Giving Compass' Take:

• Beth Hawkins reports that San Antonio is working to improve educational opportunities for low-income students by embracing in-district charter schools. 

• What are the advantages of the in-district charter school model? 

• Learn more about district-run autonomous schools


Over the summer, Families Empowered, a nonprofit group that helps Texas families navigate their school choice options, revealed an eye-popping number. For the 2017-18 school year, San Antonio families submitted nearly 40,000 applications to the city’s three largest charter school networks: Great Hearts Texas, KIPP San Antonio (now KIPP Texas), and IDEA Public Schools.

Six years ago, those networks combined enrolled some 800 San Antonio students, according to Choose to Succeed, a group working to attract charter schools to the city. Today, the organization puts the number of students in schools it supports at 16,600. The goal is 60,000 by 2026.

With 1.5 million residents, San Antonio is already the seventh-largest city in the country and is estimated to grow by a million more people in the next 10 years, says Choose to Succeed CEO Christopher “Chip” Haass.

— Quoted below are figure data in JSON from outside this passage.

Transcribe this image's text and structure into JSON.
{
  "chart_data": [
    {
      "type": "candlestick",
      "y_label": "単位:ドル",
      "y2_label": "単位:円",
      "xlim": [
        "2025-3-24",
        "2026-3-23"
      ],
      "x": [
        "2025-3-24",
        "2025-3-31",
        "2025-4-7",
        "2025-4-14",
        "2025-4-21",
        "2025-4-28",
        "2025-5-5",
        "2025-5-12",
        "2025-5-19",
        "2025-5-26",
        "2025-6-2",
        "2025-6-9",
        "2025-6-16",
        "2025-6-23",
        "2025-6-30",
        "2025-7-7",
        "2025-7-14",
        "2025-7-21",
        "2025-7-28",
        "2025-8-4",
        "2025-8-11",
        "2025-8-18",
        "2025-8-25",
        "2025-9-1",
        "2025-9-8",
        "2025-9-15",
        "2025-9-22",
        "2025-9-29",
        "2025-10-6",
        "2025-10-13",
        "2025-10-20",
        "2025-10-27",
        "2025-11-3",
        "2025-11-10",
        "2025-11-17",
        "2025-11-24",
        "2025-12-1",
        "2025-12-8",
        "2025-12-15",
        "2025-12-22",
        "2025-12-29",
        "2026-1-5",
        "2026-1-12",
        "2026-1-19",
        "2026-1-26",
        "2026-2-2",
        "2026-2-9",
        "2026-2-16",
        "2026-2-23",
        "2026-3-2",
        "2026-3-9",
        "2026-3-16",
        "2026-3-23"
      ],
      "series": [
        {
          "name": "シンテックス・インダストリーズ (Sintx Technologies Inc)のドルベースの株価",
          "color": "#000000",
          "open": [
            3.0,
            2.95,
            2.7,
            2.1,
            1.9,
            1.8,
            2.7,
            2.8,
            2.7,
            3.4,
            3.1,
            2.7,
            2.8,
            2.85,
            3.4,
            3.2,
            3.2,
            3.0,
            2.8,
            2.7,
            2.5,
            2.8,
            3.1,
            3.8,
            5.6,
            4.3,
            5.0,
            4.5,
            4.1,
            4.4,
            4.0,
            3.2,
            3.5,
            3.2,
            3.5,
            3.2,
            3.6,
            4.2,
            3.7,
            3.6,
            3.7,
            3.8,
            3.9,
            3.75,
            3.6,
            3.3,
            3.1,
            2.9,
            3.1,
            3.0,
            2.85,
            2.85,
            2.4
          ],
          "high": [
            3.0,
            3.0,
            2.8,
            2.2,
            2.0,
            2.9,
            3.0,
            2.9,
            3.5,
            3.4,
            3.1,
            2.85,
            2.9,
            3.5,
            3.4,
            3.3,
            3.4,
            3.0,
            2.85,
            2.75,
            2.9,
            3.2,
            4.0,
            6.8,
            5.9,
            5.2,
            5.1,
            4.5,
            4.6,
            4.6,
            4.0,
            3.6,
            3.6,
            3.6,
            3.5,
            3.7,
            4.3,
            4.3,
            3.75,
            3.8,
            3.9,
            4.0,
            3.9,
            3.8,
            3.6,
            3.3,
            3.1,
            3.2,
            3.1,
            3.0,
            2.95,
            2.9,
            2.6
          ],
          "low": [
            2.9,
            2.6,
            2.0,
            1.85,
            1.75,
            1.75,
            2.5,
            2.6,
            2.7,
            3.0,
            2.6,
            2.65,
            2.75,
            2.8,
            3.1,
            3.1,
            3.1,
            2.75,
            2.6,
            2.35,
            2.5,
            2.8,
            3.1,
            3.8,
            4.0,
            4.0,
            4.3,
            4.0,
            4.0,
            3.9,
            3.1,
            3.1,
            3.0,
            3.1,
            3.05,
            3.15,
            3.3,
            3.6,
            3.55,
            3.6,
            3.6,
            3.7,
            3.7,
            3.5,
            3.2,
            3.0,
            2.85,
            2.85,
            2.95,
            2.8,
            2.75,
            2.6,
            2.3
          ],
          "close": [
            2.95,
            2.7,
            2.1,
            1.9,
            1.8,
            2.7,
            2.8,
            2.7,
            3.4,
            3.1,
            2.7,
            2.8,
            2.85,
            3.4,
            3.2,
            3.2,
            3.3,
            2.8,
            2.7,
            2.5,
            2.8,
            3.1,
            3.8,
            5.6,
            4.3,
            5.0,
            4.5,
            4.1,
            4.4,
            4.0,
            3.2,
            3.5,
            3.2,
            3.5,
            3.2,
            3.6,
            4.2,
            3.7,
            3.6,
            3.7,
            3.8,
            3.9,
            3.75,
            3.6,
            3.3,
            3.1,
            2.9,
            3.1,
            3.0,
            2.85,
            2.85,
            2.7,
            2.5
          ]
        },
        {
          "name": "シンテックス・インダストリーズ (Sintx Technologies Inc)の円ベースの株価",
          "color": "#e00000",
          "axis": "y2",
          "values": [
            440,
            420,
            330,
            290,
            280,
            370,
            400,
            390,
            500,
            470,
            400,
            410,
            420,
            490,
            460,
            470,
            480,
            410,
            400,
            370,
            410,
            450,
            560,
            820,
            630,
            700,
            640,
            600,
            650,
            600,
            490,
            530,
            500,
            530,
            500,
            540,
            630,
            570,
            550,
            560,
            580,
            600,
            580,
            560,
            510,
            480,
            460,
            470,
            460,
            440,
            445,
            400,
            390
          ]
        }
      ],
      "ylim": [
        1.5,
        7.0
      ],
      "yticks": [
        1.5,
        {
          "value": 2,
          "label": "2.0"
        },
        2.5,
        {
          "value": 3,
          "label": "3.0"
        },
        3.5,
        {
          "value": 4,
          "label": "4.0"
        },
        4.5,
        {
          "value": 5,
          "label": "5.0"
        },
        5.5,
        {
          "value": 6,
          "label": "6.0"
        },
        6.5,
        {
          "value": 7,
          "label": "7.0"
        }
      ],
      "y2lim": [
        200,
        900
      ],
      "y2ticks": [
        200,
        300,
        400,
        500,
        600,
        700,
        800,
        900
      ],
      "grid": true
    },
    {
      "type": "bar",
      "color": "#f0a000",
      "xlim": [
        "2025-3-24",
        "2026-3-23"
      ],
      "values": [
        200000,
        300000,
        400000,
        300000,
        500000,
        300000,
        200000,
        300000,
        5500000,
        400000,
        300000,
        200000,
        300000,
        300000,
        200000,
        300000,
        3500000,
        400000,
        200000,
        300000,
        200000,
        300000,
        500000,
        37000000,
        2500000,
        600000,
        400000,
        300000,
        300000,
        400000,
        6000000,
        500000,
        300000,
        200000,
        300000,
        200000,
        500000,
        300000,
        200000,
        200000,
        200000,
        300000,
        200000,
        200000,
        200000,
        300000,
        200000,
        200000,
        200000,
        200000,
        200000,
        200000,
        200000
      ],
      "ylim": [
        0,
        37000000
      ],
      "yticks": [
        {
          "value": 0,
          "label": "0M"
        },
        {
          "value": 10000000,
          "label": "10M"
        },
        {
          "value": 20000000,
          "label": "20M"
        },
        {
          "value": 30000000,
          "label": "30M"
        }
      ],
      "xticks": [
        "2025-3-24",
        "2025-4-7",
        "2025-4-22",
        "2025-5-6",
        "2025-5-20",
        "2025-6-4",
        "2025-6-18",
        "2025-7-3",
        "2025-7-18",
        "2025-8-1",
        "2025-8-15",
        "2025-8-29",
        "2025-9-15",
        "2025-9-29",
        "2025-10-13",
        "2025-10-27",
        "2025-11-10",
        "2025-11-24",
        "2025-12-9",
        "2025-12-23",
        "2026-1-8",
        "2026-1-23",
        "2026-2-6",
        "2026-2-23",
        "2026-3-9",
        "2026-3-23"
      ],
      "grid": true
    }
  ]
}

Opinions about school choice notwithstanding, what these numbers add up to is a tidal wave of change aimed directly at one of the nation’s fastest-growing and yet most economically divided cities. An unconventional leader, San Antonio Independent School District Superintendent Pedro Martinez has responded by engaging his would-be competitors, creating in-district charter schools that are proving wildly popular, making sure the most impoverished kids are fairly represented in them, and asking everyone to push toward the same goal as the charter schools: making sure all students are college-bound.